I use this national bank primarily because they offer some electronic banking services that local banks don’t bother to offer (such as a real-time, seamless interface with QuickBooks), despite my repeated “encouragement” to do so.

Some have noted that the cost to provide this QuickBooks interface is substantial – yet I get interesting wrinkled brow looks when I remind them that I pay $15 a month to use this nifty QB service because it saves us hours per month. Until the fee got to the point where the time was more valuable, I’d pay it. But I digress…

Anyhow, we’ve been talking with someone there about a refi and a combination of my schedule / travel and her schedule /travel have made it difficult to get into the same room at the same time. Not their fault, just one of those things about a busy summer.

This last time I called, the person I’m working with was out of town for several days. I asked the person on the phone if they could put me on their appointment calendar for the week after they return.

My calendar! Mine, mine, mine!

Astoundingly, the answer was no.

Yes, the folks at this large national bank, the same ones who are advanced enough to have their accounts seamlessly talk to my QuickBooks, do not allow or cannot manage to let their employees see their appointment book or schedule an appointment for someone else.

Insane.

I have a feeling it might be related to worries that someone might raid someone else’s appointment calendar for plum prospects, but there are ways of showing only open dates. Even so, that shouldn’t be necessary.

If you can’t trust a *bank* employee to access a co-worker’s appointment calendar, tell me why you trust them to work at the bank in the first place – cuz I don’t see it. But that trust thing is a topic for another day.

Unseen Value

Now we get to the point where you see where this affects you and your business: Are there resources (like an appointment calendar) that your staff should be able to share so they can help each other serve your clientele?
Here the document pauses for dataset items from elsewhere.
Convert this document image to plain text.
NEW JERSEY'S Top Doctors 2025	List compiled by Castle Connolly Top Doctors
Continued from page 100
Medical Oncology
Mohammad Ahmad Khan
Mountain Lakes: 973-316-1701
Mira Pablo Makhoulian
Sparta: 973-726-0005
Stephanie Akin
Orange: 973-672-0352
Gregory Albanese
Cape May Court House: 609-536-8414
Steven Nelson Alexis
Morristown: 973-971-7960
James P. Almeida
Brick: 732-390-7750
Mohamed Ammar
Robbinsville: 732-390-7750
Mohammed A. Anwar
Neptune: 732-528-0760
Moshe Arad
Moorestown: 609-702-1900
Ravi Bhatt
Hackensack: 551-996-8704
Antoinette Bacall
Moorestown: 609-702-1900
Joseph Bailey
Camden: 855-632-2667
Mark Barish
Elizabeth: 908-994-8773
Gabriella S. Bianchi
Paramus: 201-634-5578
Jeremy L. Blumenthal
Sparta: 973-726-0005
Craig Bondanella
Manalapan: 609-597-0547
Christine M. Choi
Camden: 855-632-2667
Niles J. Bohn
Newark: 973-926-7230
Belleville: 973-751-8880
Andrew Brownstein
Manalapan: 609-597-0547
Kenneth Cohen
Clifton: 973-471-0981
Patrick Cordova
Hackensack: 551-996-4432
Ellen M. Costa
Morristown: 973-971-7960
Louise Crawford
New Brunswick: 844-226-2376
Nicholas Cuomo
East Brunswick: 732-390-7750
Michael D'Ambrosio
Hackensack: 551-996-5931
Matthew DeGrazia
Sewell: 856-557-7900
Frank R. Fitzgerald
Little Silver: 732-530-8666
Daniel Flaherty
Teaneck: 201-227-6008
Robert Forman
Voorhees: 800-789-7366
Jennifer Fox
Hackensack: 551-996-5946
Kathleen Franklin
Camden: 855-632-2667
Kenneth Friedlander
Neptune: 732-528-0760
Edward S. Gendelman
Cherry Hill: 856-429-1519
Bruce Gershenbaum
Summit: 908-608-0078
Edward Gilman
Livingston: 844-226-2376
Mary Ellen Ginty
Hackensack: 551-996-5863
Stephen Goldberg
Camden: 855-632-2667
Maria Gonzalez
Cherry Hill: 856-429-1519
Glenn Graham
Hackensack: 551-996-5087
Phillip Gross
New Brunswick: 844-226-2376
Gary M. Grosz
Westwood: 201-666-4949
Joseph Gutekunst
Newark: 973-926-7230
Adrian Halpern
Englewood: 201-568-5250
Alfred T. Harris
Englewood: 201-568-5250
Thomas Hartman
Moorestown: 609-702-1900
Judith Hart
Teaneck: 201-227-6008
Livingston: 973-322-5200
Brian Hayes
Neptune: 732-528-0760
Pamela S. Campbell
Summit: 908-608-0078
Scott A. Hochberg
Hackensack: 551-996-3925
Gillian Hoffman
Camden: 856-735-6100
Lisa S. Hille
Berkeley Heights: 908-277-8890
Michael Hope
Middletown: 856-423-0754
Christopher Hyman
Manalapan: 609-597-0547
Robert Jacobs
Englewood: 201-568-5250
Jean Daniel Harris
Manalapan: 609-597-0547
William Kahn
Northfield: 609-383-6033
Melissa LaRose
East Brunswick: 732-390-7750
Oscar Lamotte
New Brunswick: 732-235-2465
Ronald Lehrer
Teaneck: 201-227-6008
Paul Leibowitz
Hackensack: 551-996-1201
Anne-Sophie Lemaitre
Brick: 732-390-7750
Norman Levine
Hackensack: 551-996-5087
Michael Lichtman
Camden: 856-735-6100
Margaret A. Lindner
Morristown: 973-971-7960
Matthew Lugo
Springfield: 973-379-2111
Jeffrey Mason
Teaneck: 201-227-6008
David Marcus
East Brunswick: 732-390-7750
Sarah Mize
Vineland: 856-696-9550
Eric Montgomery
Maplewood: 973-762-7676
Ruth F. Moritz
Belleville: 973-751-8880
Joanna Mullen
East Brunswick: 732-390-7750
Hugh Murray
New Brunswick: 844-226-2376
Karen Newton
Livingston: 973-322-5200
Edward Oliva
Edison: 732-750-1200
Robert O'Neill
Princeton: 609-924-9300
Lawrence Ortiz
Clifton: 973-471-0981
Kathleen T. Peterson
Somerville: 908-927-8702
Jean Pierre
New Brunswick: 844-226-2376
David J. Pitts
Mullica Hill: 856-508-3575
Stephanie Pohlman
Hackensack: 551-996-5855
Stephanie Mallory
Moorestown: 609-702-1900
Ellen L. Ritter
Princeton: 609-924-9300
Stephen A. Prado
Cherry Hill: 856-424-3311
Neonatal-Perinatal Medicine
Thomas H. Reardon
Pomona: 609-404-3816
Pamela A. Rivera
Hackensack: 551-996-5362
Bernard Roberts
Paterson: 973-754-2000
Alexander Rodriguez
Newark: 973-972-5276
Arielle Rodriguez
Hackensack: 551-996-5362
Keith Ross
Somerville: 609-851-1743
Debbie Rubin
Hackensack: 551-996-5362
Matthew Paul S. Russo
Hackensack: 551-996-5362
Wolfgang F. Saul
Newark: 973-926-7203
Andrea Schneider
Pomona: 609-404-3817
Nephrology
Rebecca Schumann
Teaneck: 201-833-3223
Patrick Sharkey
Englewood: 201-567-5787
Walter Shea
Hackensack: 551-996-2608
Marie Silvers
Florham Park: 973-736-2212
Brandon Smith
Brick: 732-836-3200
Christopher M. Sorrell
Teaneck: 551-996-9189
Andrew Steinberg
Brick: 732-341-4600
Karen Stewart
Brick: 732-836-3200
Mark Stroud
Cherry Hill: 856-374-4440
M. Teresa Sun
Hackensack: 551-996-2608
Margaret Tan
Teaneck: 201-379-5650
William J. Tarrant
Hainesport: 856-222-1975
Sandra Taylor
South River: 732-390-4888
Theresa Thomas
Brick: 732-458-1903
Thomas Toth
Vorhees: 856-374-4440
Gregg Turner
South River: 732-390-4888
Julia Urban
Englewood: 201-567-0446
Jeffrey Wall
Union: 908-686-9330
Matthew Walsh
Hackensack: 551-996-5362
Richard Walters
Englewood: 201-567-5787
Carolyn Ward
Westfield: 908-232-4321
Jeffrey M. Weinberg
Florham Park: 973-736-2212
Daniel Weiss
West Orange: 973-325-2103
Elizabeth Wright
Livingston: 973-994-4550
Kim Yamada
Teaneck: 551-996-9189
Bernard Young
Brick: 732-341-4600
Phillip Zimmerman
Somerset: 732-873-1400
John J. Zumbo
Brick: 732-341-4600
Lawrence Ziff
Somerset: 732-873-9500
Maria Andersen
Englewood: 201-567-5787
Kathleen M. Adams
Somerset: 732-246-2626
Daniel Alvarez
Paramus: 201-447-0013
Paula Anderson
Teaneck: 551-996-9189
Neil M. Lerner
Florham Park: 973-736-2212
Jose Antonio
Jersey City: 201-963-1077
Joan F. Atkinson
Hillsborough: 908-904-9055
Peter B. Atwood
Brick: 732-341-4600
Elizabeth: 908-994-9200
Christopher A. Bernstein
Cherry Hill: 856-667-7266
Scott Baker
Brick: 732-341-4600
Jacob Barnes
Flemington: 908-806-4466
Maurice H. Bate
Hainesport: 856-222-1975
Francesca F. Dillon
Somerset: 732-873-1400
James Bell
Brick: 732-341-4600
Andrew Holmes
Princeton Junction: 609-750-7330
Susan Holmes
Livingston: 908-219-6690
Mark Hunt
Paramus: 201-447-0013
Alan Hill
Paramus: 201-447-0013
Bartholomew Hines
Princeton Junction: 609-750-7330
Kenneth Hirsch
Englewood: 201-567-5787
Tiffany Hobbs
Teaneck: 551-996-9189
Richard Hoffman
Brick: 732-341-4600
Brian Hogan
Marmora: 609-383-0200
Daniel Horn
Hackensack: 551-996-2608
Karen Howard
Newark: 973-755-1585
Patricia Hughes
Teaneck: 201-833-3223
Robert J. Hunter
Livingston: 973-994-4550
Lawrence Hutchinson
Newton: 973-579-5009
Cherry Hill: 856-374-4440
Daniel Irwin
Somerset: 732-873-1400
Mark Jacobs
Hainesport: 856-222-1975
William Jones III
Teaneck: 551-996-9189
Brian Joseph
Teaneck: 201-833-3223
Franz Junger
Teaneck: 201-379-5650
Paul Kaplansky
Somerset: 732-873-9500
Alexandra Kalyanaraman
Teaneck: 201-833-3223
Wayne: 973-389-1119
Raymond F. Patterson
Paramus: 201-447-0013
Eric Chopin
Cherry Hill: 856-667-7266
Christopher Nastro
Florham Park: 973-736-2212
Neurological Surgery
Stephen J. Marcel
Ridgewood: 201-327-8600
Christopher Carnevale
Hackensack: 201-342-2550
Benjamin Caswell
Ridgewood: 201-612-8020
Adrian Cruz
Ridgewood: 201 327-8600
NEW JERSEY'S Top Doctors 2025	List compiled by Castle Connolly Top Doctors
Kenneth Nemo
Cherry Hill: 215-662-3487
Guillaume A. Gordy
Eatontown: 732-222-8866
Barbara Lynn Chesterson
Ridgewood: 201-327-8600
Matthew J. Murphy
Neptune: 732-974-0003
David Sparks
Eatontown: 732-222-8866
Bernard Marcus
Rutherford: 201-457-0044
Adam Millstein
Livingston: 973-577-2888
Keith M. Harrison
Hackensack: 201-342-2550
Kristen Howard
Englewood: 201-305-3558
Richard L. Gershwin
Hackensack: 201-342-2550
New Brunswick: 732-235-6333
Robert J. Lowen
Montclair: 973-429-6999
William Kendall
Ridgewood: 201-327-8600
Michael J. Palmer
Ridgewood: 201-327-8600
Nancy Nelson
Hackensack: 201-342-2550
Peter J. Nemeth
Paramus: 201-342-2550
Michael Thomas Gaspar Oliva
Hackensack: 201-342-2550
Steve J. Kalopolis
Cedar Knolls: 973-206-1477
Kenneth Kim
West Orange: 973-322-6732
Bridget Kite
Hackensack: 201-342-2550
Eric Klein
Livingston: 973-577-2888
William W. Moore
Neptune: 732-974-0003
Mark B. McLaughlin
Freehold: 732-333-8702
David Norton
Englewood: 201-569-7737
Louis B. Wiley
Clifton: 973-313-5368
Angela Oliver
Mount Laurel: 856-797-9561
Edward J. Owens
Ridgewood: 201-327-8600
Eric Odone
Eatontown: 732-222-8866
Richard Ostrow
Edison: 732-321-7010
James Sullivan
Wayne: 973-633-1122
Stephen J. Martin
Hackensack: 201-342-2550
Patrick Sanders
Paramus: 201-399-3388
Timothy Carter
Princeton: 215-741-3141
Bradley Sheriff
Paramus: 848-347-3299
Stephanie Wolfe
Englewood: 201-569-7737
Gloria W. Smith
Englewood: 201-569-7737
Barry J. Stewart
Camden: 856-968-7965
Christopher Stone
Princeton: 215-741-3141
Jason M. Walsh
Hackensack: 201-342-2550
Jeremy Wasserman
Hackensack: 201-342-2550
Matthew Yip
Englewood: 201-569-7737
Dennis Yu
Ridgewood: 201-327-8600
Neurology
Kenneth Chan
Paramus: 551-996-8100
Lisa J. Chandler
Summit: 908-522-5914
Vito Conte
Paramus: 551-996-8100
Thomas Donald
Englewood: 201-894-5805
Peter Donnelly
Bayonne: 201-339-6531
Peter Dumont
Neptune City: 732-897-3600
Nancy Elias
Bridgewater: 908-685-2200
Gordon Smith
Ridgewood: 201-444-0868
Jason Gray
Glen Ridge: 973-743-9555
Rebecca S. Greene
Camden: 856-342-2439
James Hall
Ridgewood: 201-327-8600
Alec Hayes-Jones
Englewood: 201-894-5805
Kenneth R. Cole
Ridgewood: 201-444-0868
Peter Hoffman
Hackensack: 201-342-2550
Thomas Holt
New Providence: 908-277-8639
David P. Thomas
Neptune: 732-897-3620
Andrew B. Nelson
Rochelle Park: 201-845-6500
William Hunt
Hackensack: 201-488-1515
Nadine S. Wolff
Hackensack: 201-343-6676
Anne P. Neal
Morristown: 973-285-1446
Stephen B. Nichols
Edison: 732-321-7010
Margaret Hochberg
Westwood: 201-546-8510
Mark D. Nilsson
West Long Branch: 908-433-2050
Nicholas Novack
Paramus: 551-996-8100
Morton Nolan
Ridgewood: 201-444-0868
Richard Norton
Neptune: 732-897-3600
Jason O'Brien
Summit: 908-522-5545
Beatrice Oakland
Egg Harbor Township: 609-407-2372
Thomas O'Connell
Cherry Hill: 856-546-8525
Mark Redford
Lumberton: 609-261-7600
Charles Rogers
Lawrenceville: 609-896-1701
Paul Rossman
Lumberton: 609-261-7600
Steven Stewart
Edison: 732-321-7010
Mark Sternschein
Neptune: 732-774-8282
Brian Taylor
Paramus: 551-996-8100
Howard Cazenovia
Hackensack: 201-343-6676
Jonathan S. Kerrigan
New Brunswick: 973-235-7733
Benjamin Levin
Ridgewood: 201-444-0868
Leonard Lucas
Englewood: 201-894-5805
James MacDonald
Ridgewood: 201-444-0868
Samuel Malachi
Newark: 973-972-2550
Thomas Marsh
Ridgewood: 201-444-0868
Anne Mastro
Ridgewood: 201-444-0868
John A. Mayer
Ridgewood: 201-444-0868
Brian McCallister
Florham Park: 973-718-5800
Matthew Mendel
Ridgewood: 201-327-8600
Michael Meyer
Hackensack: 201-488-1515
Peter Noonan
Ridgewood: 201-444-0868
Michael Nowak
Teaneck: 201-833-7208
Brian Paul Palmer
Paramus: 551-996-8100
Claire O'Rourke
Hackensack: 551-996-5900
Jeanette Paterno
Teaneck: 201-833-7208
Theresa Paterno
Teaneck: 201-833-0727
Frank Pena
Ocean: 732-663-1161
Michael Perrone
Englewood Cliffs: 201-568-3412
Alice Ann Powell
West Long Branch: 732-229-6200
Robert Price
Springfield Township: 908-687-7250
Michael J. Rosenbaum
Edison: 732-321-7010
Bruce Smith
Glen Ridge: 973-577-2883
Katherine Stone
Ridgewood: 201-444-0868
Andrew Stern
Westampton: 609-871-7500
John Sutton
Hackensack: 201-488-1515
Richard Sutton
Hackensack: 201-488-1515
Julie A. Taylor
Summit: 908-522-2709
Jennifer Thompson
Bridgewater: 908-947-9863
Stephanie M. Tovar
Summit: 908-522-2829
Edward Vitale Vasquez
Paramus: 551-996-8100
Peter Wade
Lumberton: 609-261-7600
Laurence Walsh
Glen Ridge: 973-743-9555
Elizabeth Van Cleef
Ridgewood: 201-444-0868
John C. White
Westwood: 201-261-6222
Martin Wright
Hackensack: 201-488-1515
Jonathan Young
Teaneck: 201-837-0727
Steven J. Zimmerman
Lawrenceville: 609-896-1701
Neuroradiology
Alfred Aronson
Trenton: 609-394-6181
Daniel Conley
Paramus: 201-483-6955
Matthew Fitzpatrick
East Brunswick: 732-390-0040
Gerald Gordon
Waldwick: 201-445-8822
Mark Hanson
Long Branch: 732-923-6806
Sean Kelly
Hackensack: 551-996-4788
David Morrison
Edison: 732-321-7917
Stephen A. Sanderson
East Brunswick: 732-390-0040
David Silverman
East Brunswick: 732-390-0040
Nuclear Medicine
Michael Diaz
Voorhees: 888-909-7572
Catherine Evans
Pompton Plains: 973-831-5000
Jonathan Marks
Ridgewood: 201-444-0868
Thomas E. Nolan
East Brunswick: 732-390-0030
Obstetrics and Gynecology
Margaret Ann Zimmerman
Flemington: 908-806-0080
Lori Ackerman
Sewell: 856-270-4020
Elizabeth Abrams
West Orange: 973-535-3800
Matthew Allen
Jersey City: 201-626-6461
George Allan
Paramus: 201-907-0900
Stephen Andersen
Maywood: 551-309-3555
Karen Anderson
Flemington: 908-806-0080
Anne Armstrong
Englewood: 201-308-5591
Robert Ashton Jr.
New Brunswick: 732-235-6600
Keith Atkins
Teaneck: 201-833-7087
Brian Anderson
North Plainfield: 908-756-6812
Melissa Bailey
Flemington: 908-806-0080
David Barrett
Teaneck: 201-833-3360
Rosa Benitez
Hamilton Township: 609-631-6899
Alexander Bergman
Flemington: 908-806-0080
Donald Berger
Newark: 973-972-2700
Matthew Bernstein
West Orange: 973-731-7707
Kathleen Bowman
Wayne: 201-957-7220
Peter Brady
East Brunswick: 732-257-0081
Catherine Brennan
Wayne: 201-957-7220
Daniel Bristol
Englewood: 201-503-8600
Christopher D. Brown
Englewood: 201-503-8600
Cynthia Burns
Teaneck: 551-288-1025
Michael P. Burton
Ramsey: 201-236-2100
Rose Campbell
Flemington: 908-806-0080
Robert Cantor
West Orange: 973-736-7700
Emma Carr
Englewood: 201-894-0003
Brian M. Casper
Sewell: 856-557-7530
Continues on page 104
Back in the photography software days, it was a huge deal for new users of our product to finally get off that paper calendar at the front desk. It allowed anyone to see which photographers / camera rooms / salespeople / presentation spaces were booked and make an appointment no matter where an employee was when they answered the phone.

Sounds completely obvious, but many businesses simply couldn’t do it because they were still tied to that boat anchor – the paper appointment book.

Big, heavy and “somewhere in the warehouse”

Another market I worked with manufactured expensive custom items that were big and heavy. They stored them in the warehouse once they were finished.

The information about the build status and storage location of these custom-ordered items was kept on a set of clipboards on a line of nails in the manufacturing area.

Sometimes the info on those clipboards was out of date or missing because someone forgot to write the build status or location down. An order might get lost / forgotten until a customer called for it – and then you might find out that it hadn’t been built yet.

Now imagine that you are a receptionist in the front office and you’re all alone over lunch hour or during a big sales meeting. When that big customer calls to ask about their 27 piece, $57000 order, you have to put them on hold (or tell them you’ll call back), run back to the clipboards, flip through the orders manually, find the order and run back to the phone.

If the clipboard is missing because someone has it at a manufacturing station, or it is on the manager’s desk (or car seat), you know nothing.

If the data on the clipboard wasn’t filled out, you get to run back to the warehouse and look on dozens of shelves from floor to ceiling for an item that has a little paper tag on it showing the customer name.

That’s a boat anchor.

The alternative? A system that integrates customer information, orders, build status and delivery information together. When the phone rings, you can look up all of a customer’s orders, find the status of any of them and tell them right then. The items are barcoded as part of the manufacturing process so most status and location info is automatically updated. Depending on your situation, “most” could be “all”.

What’s your boat anchor? What can you share to get rid of it, enabling your staff to be more helpful and more productive?